At its core, the Green New Deal promoted by AOC and ‘the squad’ is about more than transitioning to green energy and creating jobs. It’s about wresting the power to shape our climate and built environment away from deep-rooted financial interests and distributing it to citizens. Whether Biden and the wider Democratic Party establishment are prepared to take the political risks associated with regulating powerful industries remains to be seen.

The president-elect has said, “We’re not getting rid of fossil fuels for a long time,” despite promising to end oil and gas subsidies. Meanwhile, the Democratic Party itself removed a provision in its platform that called for an end to fossil fuel subsidies and tax breaks during its convention last summer. It’s clear that severing ties with a still-powerful oil and gas industry will not be easy or expedient – even for a party that has meaningfully ramped up its climate rhetoric.

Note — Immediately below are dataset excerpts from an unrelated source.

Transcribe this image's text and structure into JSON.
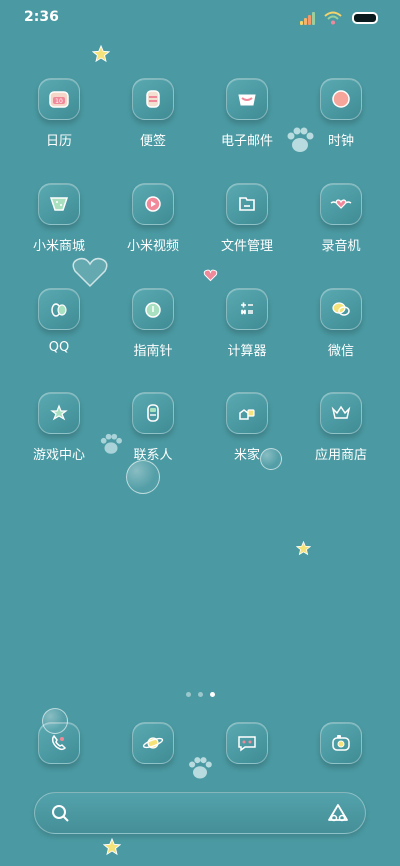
{
  "status": {
    "time": "2:36",
    "signal_colors": [
      "#f6d36b",
      "#f6b36b",
      "#f5986b",
      "#9ad0a0"
    ],
    "battery_color": "#0a1a1c"
  },
  "apps": [
    {
      "label": "日历",
      "icon": "calendar-icon"
    },
    {
      "label": "便签",
      "icon": "notes-icon"
    },
    {
      "label": "电子邮件",
      "icon": "email-icon"
    },
    {
      "label": "时钟",
      "icon": "clock-icon"
    },
    {
      "label": "小米商城",
      "icon": "shopping-icon"
    },
    {
      "label": "小米视频",
      "icon": "video-icon"
    },
    {
      "label": "文件管理",
      "icon": "folder-icon"
    },
    {
      "label": "录音机",
      "icon": "recorder-icon"
    },
    {
      "label": "QQ",
      "icon": "qq-icon"
    },
    {
      "label": "指南针",
      "icon": "compass-icon"
    },
    {
      "label": "计算器",
      "icon": "calculator-icon"
    },
    {
      "label": "微信",
      "icon": "wechat-icon"
    },
    {
      "label": "游戏中心",
      "icon": "game-center-icon"
    },
    {
      "label": "联系人",
      "icon": "contacts-icon"
    },
    {
      "label": "米家",
      "icon": "mijia-icon"
    },
    {
      "label": "应用商店",
      "icon": "app-store-icon"
    }
  ],
  "page_indicator": {
    "count": 3,
    "active": 3
  },
  "dock": [
    {
      "icon": "phone-icon"
    },
    {
      "icon": "browser-planet-icon"
    },
    {
      "icon": "messages-icon"
    },
    {
      "icon": "camera-icon"
    }
  ],
  "colors": {
    "background": "#4b9aa3",
    "accent_pink": "#f08a9a",
    "accent_yellow": "#f4e27a"
  }
}
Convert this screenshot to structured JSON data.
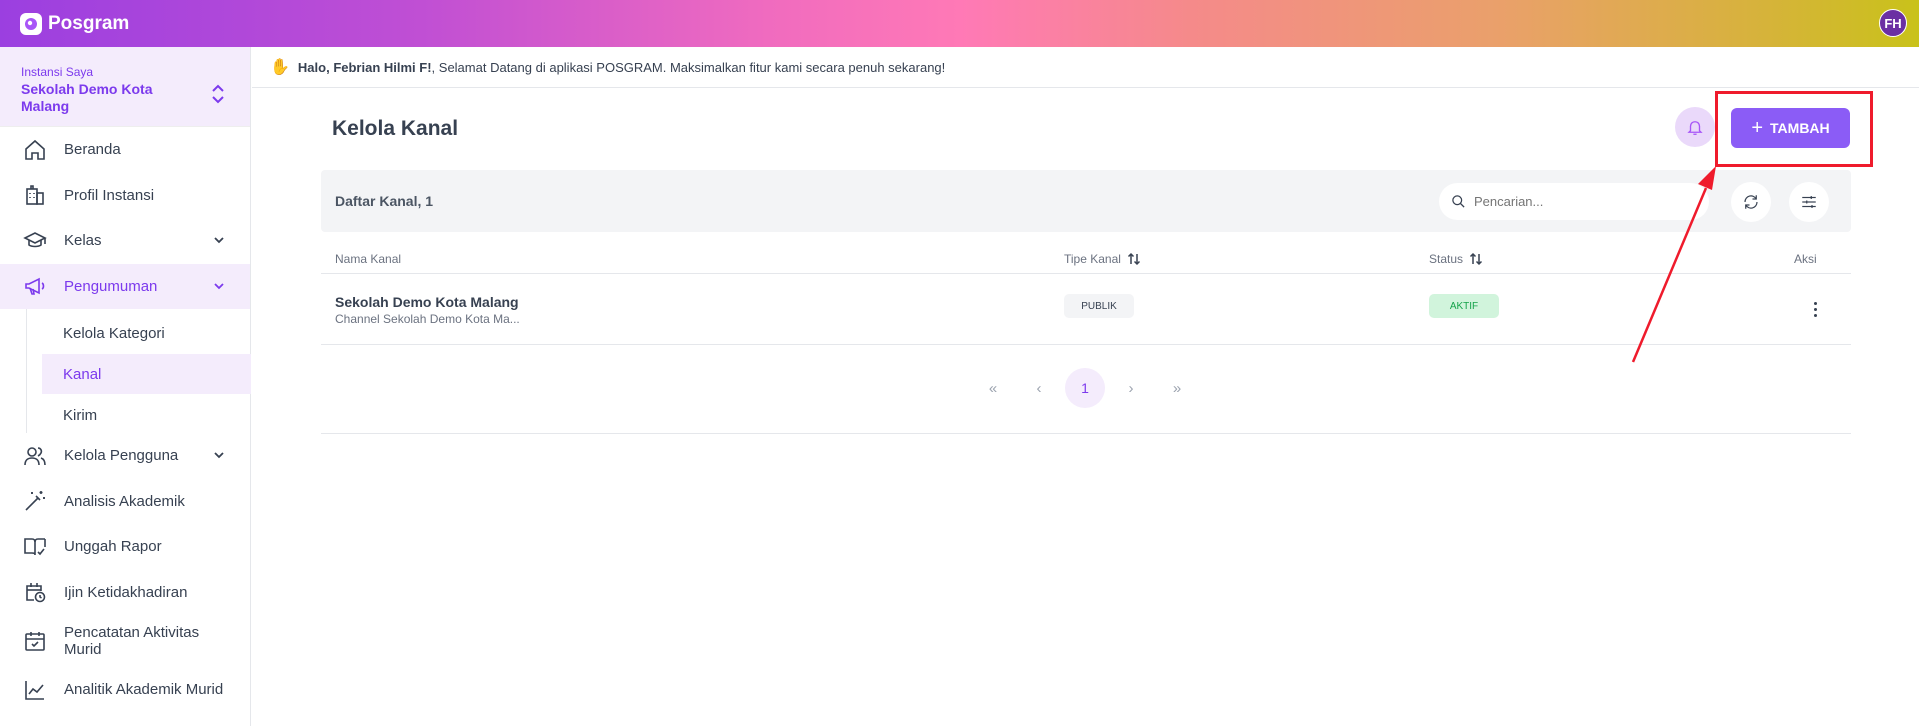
{
  "app": {
    "name": "Posgram",
    "avatar_initials": "FH"
  },
  "sidebar": {
    "instansi_label": "Instansi Saya",
    "instansi_name": "Sekolah Demo Kota Malang",
    "items": [
      {
        "label": "Beranda",
        "icon": "home-icon"
      },
      {
        "label": "Profil Instansi",
        "icon": "building-icon"
      },
      {
        "label": "Kelas",
        "icon": "graduation-cap-icon"
      },
      {
        "label": "Pengumuman",
        "icon": "megaphone-icon"
      },
      {
        "label": "Kelola Pengguna",
        "icon": "users-icon"
      },
      {
        "label": "Analisis Akademik",
        "icon": "magic-wand-icon"
      },
      {
        "label": "Unggah Rapor",
        "icon": "book-check-icon"
      },
      {
        "label": "Ijin Ketidakhadiran",
        "icon": "calendar-clock-icon"
      },
      {
        "label": "Pencatatan Aktivitas Murid",
        "icon": "calendar-check-icon"
      },
      {
        "label": "Analitik Akademik Murid",
        "icon": "line-chart-icon"
      }
    ],
    "pengumuman_sub": [
      {
        "label": "Kelola Kategori"
      },
      {
        "label": "Kanal"
      },
      {
        "label": "Kirim"
      }
    ]
  },
  "welcome": {
    "greeting": "Halo, Febrian Hilmi F!",
    "message": ", Selamat Datang di aplikasi POSGRAM. Maksimalkan fitur kami secara penuh sekarang!"
  },
  "main": {
    "title": "Kelola Kanal",
    "add_label": "TAMBAH",
    "list_title": "Daftar Kanal, 1",
    "search_placeholder": "Pencarian...",
    "columns": {
      "name": "Nama Kanal",
      "type": "Tipe Kanal",
      "status": "Status",
      "action": "Aksi"
    },
    "rows": [
      {
        "name": "Sekolah Demo Kota Malang",
        "description": "Channel Sekolah Demo Kota Ma...",
        "type": "PUBLIK",
        "status": "AKTIF"
      }
    ],
    "pagination": {
      "first": "«",
      "prev": "‹",
      "current": "1",
      "next": "›",
      "last": "»"
    }
  },
  "colors": {
    "accent": "#8b5cf6",
    "highlight": "#ef1b2c",
    "active_bg": "#f4ecfc"
  }
}
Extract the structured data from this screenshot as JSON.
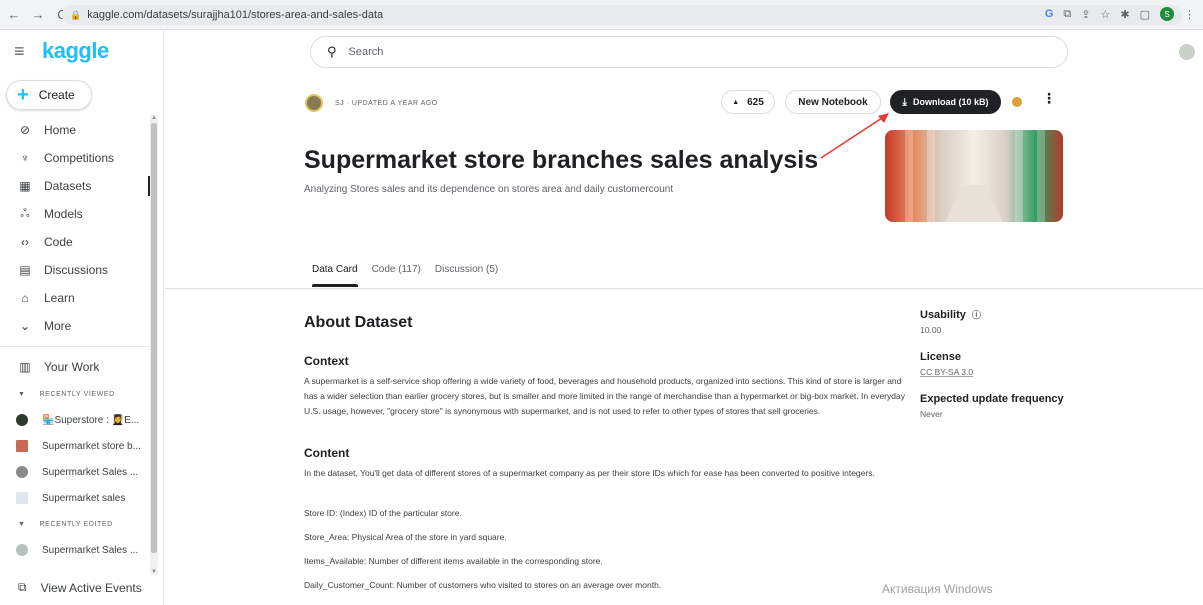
{
  "browser": {
    "url": "kaggle.com/datasets/surajjha101/stores-area-and-sales-data",
    "profile_initial": "S"
  },
  "sidebar": {
    "logo": "kaggle",
    "create_label": "Create",
    "nav": [
      {
        "label": "Home",
        "icon": "compass-icon"
      },
      {
        "label": "Competitions",
        "icon": "trophy-icon"
      },
      {
        "label": "Datasets",
        "icon": "table-icon"
      },
      {
        "label": "Models",
        "icon": "models-icon"
      },
      {
        "label": "Code",
        "icon": "code-icon"
      },
      {
        "label": "Discussions",
        "icon": "discussion-icon"
      },
      {
        "label": "Learn",
        "icon": "graduation-cap-icon"
      },
      {
        "label": "More",
        "icon": "chevron-down-icon"
      }
    ],
    "your_work": "Your Work",
    "recently_viewed_label": "RECENTLY VIEWED",
    "recently_viewed": [
      "🏪Superstore : 👩‍🎓E...",
      "Supermarket store b...",
      "Supermarket Sales ...",
      "Supermarket sales"
    ],
    "recently_edited_label": "RECENTLY EDITED",
    "recently_edited": [
      "Supermarket Sales ..."
    ],
    "view_active_events": "View Active Events"
  },
  "header": {
    "search_placeholder": "Search"
  },
  "dataset": {
    "meta": "SJ · UPDATED A YEAR AGO",
    "upvotes": "625",
    "new_notebook": "New Notebook",
    "download": "Download (10 kB)",
    "title": "Supermarket store branches sales analysis",
    "subtitle": "Analyzing Stores sales and its dependence on stores area and daily customercount"
  },
  "tabs": [
    "Data Card",
    "Code (117)",
    "Discussion (5)"
  ],
  "about": {
    "heading": "About Dataset",
    "context_heading": "Context",
    "context_text": "A supermarket is a self-service shop offering a wide variety of food, beverages and household products, organized into sections. This kind of store is larger and has a wider selection than earlier grocery stores, but is smaller and more limited in the range of merchandise than a hypermarket or big-box market. In everyday U.S. usage, however, \"grocery store\" is synonymous with supermarket, and is not used to refer to other types of stores that sell groceries.",
    "content_heading": "Content",
    "content_text": "In the dataset, You'll get data of different stores of a supermarket company as per their store IDs which for ease has been converted to positive integers.",
    "store_id": "Store ID: (Index) ID of the particular store.",
    "store_area": "Store_Area: Physical Area of the store in yard square.",
    "items_available": "Items_Available: Number of different items available in the corresponding store.",
    "daily_customer": "Daily_Customer_Count: Number of customers who visited to stores on an average over month."
  },
  "side_panel": {
    "usability_label": "Usability",
    "usability_value": "10.00",
    "license_label": "License",
    "license_value": "CC BY-SA 3.0",
    "update_label": "Expected update frequency",
    "update_value": "Never"
  },
  "watermark": "Активация Windows",
  "colors": {
    "brand": "#20beff",
    "dark_button": "#202124",
    "annotation_arrow": "#e53935"
  }
}
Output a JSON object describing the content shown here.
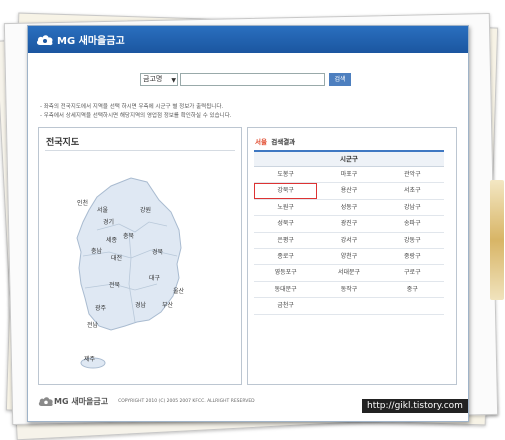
{
  "header": {
    "logo_text": "MG 새마을금고"
  },
  "search": {
    "select_value": "금고명",
    "button_label": "검색"
  },
  "notes": [
    "- 좌측의 전국지도에서 지역을 선택 하시면 우측에 시군구 별 정보가 출력됩니다.",
    "- 우측에서 상세지역을 선택하시면 해당지역의 영업점 정보를 확인하실 수 있습니다."
  ],
  "left_panel": {
    "title": "전국지도"
  },
  "map_labels": {
    "incheon": "인천",
    "seoul": "서울",
    "gyeonggi": "경기",
    "gangwon": "강원",
    "sejong": "세종",
    "chungbuk": "충북",
    "chungnam": "충남",
    "daejeon": "대전",
    "gyeongbuk": "경북",
    "jeonbuk": "전북",
    "daegu": "대구",
    "ulsan": "울산",
    "gyeongnam": "경남",
    "busan": "부산",
    "gwangju": "광주",
    "jeonnam": "전남",
    "jeju": "제주"
  },
  "right_panel": {
    "region": "서울",
    "title_suffix": "검색결과",
    "column_header": "시군구",
    "rows": [
      [
        "도봉구",
        "마포구",
        "관악구"
      ],
      [
        "강북구",
        "용산구",
        "서초구"
      ],
      [
        "노원구",
        "성동구",
        "강남구"
      ],
      [
        "성북구",
        "광진구",
        "송파구"
      ],
      [
        "은평구",
        "강서구",
        "강동구"
      ],
      [
        "종로구",
        "양천구",
        "중랑구"
      ],
      [
        "영등포구",
        "서대문구",
        "구로구"
      ],
      [
        "동대문구",
        "동작구",
        "중구"
      ],
      [
        "금천구",
        "",
        ""
      ]
    ]
  },
  "footer": {
    "logo_text": "MG 새마을금고",
    "copyright": "COPYRIGHT 2010 (C) 2005 2007 KFCC. ALLRIGHT RESERVED"
  },
  "watermark": {
    "url": "http://gikl.tistory.com"
  }
}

There’s a battle among elites in the US over control of the Democratic Party, while the Republican Party stands implacably opposed to progress on climate. Pete Sikora, New York Communities for Change

“Whether it’s the phrase ‘Green New Deal’ or the policies associated with it, it’s incredibly popular,” Sikora says. “But the Democrats are split on this issue because they’re so heavily influenced by lobbyists and their donor class. There’s a battle among elites in the US over control of the Democratic Party, while the Republican Party stands implacably opposed to progress on climate. It’s an extraordinarily dangerous situation, with the clock ticking down towards midnight.”

So will it come down to cities to enact their own Green New Deals? The prospects for federal action remain uncertain – and with a narrow division in Congress, Biden may yet struggle to get his climate plan off the ground. But there are notable limits to what cities can achieve on their own, given that they don’t make decisions about industrial policy or large-scale environmental infrastructure. “The Green New Deal is posed as a federal initiative, so it’s necessarily top-down,” says Kian Goh, assistant professor of urban planning at UCLA’s Luskin School of Public Affairs. “It very directly evokes the New Deal of the 1930s.”

Though the GND is still a progressive aspiration – rather than a piece of legislation with cross-party support – it’s crucial to keep imagining what a greener and more equitable city, and country, could look like. Once citizens accept that these visions can become reality, the pressure will fall on politicians to help them take shape. Still, change isn’t likely to come quickly or all at once.

“The original New Deal wasn’t just one piece of legislation that FDR signed to change the course of US history very deliberately for about ten years,” Goh says. “I think the way that the Green New Deal will happen is not through one piece of legislation but through continual activism.”

The US has a lot of catching up to do when it comes to climate action. But it’s clear that there’s a mandate and desire for transformative change among the American people. Biden was, after all, elected on the most ambitious climate platform ever put forth by a leading presidential candidate – and advocates of the Green New Deal must not let him forget it.